All this is far from her 2006 debut, The Empress of India in Galway Town Hall. Greene did not have a speaking part, but wanted to work with Druid. “I knew this was the way to go about it: get a foot in the door and stay there. I subsequently worked with Druid for two years.”

Greene went on to work in local TV such as Raw, Eden and Bachelor’s Walk. In 2009, she landed a lead role in Love & Savagery, a romantic drama that no one saw. In Alice in Funderland, she played a girl on a hen night who disappears down a psychedelic rabbit hole. The musical, staged at the Abbey, gave her a chance to flex her vocal muscles. She also sings in Noble and gives a rendition of traditional ballad The Parting Glass at the end of videogame Assassin’s Creed IV, in which she voices the character of a Cork pirate queen. These days, Greene receives about seven script offers a week. She’s now in a position where she can choose what she wants to do. Celebrity status, however, is not on the agenda.

“The minute you open yourself to that, the more they want from you,” she says. “I have a private life and I want that to be private. I look at Daniel Radcliffe­ and think that is not something I would like. The odd time in New York you find people taking­ pictures of you. It’s really rude.
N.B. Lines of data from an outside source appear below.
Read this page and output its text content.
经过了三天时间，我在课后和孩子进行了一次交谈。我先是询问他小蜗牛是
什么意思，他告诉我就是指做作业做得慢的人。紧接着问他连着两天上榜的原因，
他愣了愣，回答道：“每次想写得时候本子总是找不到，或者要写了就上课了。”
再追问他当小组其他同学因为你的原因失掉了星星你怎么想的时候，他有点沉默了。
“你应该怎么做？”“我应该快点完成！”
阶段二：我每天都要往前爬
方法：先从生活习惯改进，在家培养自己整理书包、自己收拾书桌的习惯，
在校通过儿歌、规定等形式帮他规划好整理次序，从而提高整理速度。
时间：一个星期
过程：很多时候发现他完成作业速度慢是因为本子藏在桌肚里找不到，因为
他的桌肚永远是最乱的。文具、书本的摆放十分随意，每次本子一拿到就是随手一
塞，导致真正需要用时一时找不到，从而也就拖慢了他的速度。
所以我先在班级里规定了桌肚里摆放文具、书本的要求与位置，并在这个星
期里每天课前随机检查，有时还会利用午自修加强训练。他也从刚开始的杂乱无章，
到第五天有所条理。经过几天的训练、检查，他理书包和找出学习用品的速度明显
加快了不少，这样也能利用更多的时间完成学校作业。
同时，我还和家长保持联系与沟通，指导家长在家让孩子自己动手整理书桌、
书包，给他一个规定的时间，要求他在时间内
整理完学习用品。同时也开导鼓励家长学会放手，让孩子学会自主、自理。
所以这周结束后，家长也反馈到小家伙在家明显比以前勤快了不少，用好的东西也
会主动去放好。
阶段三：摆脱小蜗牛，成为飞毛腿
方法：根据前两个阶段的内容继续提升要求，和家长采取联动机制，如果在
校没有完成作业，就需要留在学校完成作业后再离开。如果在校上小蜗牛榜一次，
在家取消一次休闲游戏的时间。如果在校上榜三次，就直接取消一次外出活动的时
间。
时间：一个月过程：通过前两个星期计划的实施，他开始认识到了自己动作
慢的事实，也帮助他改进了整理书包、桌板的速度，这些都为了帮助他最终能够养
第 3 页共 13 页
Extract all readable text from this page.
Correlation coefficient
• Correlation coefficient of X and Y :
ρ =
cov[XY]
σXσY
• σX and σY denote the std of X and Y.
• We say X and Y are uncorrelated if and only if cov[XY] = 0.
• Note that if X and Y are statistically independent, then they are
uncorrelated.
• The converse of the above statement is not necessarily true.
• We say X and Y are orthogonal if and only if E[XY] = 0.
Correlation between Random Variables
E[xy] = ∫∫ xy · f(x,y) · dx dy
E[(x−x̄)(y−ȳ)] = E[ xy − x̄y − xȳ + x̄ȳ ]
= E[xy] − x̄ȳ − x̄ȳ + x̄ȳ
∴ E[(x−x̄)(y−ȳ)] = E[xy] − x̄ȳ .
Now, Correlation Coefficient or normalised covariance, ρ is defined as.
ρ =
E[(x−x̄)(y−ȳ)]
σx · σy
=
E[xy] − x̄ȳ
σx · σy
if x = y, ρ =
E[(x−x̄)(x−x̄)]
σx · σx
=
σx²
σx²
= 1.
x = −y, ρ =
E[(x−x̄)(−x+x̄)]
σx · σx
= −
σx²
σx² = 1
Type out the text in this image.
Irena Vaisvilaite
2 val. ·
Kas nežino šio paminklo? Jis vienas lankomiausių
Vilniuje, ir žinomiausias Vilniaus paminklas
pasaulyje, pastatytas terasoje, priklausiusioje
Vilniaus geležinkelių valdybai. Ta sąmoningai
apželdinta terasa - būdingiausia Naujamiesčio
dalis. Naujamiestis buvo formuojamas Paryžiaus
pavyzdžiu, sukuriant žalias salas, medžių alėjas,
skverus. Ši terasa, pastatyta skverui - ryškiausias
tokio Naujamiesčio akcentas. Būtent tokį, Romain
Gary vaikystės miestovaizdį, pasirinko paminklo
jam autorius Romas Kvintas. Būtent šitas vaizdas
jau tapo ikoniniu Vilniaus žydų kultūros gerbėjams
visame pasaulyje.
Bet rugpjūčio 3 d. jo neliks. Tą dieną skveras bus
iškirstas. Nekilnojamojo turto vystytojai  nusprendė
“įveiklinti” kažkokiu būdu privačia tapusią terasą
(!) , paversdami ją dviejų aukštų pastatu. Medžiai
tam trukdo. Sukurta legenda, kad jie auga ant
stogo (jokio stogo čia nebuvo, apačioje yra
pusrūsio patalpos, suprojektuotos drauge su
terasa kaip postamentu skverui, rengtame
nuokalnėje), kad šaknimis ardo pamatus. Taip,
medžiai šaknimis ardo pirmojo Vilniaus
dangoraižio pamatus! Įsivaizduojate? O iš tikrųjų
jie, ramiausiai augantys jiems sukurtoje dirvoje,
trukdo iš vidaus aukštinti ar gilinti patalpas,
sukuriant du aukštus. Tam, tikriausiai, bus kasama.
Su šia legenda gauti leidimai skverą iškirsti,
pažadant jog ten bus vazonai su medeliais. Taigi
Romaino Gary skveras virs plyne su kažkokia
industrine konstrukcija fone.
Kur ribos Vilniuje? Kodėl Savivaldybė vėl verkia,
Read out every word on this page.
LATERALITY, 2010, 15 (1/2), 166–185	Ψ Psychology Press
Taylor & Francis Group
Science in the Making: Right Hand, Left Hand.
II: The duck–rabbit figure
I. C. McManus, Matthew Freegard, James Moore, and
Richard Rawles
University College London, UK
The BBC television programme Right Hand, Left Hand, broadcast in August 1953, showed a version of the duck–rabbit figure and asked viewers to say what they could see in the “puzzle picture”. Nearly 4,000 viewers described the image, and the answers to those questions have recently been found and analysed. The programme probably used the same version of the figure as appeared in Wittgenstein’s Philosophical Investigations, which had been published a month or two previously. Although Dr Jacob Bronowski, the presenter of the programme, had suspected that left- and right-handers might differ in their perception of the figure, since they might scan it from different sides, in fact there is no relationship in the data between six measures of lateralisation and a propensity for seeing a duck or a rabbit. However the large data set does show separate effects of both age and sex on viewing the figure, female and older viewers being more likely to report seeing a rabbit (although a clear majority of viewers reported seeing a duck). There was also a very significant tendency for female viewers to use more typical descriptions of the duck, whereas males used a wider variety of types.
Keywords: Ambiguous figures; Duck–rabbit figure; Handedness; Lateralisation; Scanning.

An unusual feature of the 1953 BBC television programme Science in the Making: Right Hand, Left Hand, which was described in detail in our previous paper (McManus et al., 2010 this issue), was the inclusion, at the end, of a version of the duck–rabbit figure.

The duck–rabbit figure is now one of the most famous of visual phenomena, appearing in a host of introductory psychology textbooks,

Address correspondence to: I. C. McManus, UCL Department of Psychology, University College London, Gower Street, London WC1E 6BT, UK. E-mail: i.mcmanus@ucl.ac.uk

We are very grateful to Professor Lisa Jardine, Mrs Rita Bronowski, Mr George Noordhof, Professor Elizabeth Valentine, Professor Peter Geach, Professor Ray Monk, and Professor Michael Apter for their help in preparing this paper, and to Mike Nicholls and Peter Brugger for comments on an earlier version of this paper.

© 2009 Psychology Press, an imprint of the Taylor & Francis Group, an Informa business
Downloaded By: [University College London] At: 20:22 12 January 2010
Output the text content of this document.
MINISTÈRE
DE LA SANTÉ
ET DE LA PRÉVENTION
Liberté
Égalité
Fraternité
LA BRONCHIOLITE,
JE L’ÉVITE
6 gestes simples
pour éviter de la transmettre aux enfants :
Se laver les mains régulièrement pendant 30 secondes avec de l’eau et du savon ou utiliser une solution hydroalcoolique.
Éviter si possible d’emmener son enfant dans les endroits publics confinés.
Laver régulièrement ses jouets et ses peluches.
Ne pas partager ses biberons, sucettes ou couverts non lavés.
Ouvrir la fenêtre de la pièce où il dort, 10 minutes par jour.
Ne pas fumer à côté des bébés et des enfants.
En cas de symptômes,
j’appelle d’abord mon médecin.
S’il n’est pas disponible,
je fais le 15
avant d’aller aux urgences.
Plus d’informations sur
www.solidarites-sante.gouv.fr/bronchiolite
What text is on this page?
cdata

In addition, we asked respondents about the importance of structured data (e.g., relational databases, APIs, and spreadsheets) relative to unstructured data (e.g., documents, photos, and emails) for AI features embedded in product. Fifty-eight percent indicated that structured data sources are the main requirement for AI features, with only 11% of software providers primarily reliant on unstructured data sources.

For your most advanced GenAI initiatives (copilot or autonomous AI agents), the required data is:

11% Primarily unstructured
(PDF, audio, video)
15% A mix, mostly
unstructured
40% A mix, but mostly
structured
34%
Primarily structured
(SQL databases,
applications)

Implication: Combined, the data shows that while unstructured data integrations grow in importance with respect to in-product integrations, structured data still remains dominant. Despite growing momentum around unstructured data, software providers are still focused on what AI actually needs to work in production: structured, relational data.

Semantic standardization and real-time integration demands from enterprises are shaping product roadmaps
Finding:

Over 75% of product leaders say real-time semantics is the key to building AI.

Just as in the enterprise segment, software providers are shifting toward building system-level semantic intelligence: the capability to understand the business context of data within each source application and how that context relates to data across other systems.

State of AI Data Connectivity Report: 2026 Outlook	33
My boyfriend [Irish actor Aidan Turner] was on the Tube and ­people started taking pictures of him asleep. It’s like, ‘Ask for a photo if you want a photo.’ Everyone is paparazzi these days.”

Greene hopes to emulate Christina Noble. Making this film changed her; it gave her empathy for those in need. “Before I would have ignored it, or tried to run away from it. Now I let myself see it and be affected by it. We’re good at turning a blind eye.”

Perhaps the film also gave her the confidence to stand her ground with heavyweights such as ­Weinstein and Wintour. Like Noble, Sarah Greene is nobody’s fool.